Tyrion Lannister

Por Cicco. Ya hablamos, una semana atrás, de lo bien que nos cae George R.R. Martin, creador de la saga literaria que inspiró la serie Juego de tronos, y de lo mucho que queremos a ese gordito que atesora una de las imaginaciones más ricas –y ahora de tan rica millonaria- del habla inglesa, y por qué no del mundo, y por qué no de la vía láctea y por qué no del universo y todo lo que hay en él, presente, pasado y futuro, aunque, me parece que se me está yendo la mano. Pero no queremos hablar de Martin esta vez. Queremos hablar del personaje que hace girar la serie como un, como un, bueno, que hace girar la serie. Queremos hablar, como podrá intuir por el título de esta nota –chico listo- del enano de Juego de Tronos.

Si hay algo llamativo de Juego de tronos y la imaginación de Martín es su imprevisibilidad. En la primera temporada –es decir, en el primer libro de la saga- liquidó a tres de los personajes principales en el momento en que uno empezaba a encariñarse con ellos y creía, qué ingenuo, que compartiría las siete temporada de la serie codo a codo, o, en términos de juego de tronos, espada con espada, armadura con armadura. Pero tres de ellos no pasaron a la segunda temporada. Y aquellos que pintaban para un lado, con el correr de la historia, se cruzaron de bando. La oscuridad les gana. O, para el caso del enano, lo gana la luz.

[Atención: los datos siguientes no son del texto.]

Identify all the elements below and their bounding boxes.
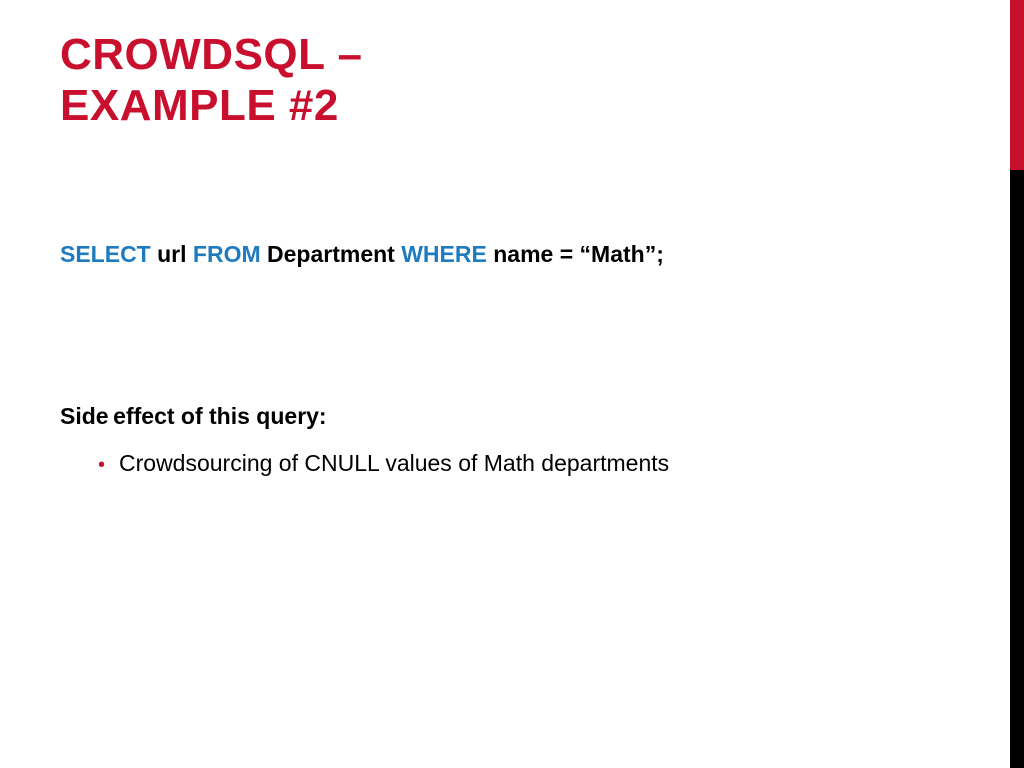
sql-predicate: name = “Math”; (487, 241, 664, 267)
sql-keyword-from: FROM (193, 241, 261, 267)
slide-content: CROWDSQL – EXAMPLE #2 SELECT url FROM De… (0, 0, 1024, 477)
accent-bar-black (1010, 170, 1024, 768)
sql-query: SELECT url FROM Department WHERE name = … (60, 241, 964, 268)
title-line-1: CROWDSQL – (60, 30, 362, 79)
accent-bar-red (1010, 0, 1024, 170)
bullet-text: Crowdsourcing of CNULL values of Math de… (119, 450, 669, 477)
bullet-item: • Crowdsourcing of CNULL values of Math … (60, 450, 964, 477)
slide-title: CROWDSQL – EXAMPLE #2 (60, 30, 964, 131)
sql-keyword-where: WHERE (401, 241, 487, 267)
bullet-dot-icon: • (98, 455, 105, 475)
side-effect-label: Side effect of this query: (60, 403, 964, 430)
sql-column: url (151, 241, 193, 267)
title-line-2: EXAMPLE #2 (60, 81, 339, 130)
sql-table: Department (261, 241, 402, 267)
sql-keyword-select: SELECT (60, 241, 151, 267)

Aún cuando no hay lugares reales, ni fechas tentativas, Juego de tronos es una historia épica y casi medieval. Hay reyes, y príncipes. Consejeros reales. Verdugos. Y sirvientes. Está la plebe, ahí, hambrienta. Y el largo invierno que se avecina y mete miedo.

El enano, sin embargo, y por eso lo rescatamos aquí, está más allá de todo eso. Es el equilibrio perfecto: tiene la coraza de un líder ladino al que nada le importa, y que guarda las intenciones de un santo. Además, el enano –justo él- es tal vez el personaje con más grandeza de la película. Apuesta al amor. Paga sus deudas –es el lema de la familia-. Cuida a los niños. Y tiene la valentía para abofetear al rey –que, por si le interesa el dato, se lo tenía merecido ese cretino-.

Pero Tyrion Lannister –el enano, por si no le suena el nombre-, primero hermano de la reina, luego hermano del rey –son cosas de la trama, no me haga poner a contarle aquí toda la historia-, es como si fuera un viajero del futuro aterrizado en tiempos de monarcas y vasallos. Como si teletransportaran a Woody Allen al Señor de los Anillos y le pusieran, una pizca más de sentido común y corazón. No puedo decir a ciencia cierta si Peter Dinklage, el actor que lo interpreta, tiene o no talento, pues siempre está serio, su personaje demanda una gesticulación limitada, más bien podría decirse que tiene cara de drapie, la mayor parte de la serie. El hallazgo es su rol: “el hombre medio”, como lo llaman, es más hombre que muchos de los hombres que se disputan en nobleza y poder a lo largo de la tira. Donde los otros pierden su vida por vanagloriarse de su honor, él sabe qué batalla dar y cuál retirarse. Tyrion conjuga, como Hannah Montana –si no sabe quién es Hannah Montana, es porque usted no tiene hija adolescente-, lo mejor de los mundos.

Este hombrecito es, al mismo tiempo, Maquiavelo y Gandhi, al menos hasta la temporada dos que es por donde vengo con la serie, tal vez después se transforme en un canalla, de ser así borre lo dicho. El enano, decíamos, es el ying y el yang. Lennon y McCartney. Gardel y Lepera, la sal y pimienta, aunque me parece que la comparación ya perdió el sentido.

En fin. El tiempo dirá si lord Tyrion –sí, el enano, ¿cuántas veces más me va a hacer repetirlo? apréndalo de una buena vez-, el tiempo dirá si Tyrion Lannister es uno de los personajes más deliciosos de la ficción de los últimos tiempos, y el mundo y la vía láctea, u otro freak en un mundo de raros, donde los malos son verdaderamente malos. Y los buenos, lavan los pies de los presos, toman mate, son hinchas de San Lorenzo y cada tanto se transforman en Papa.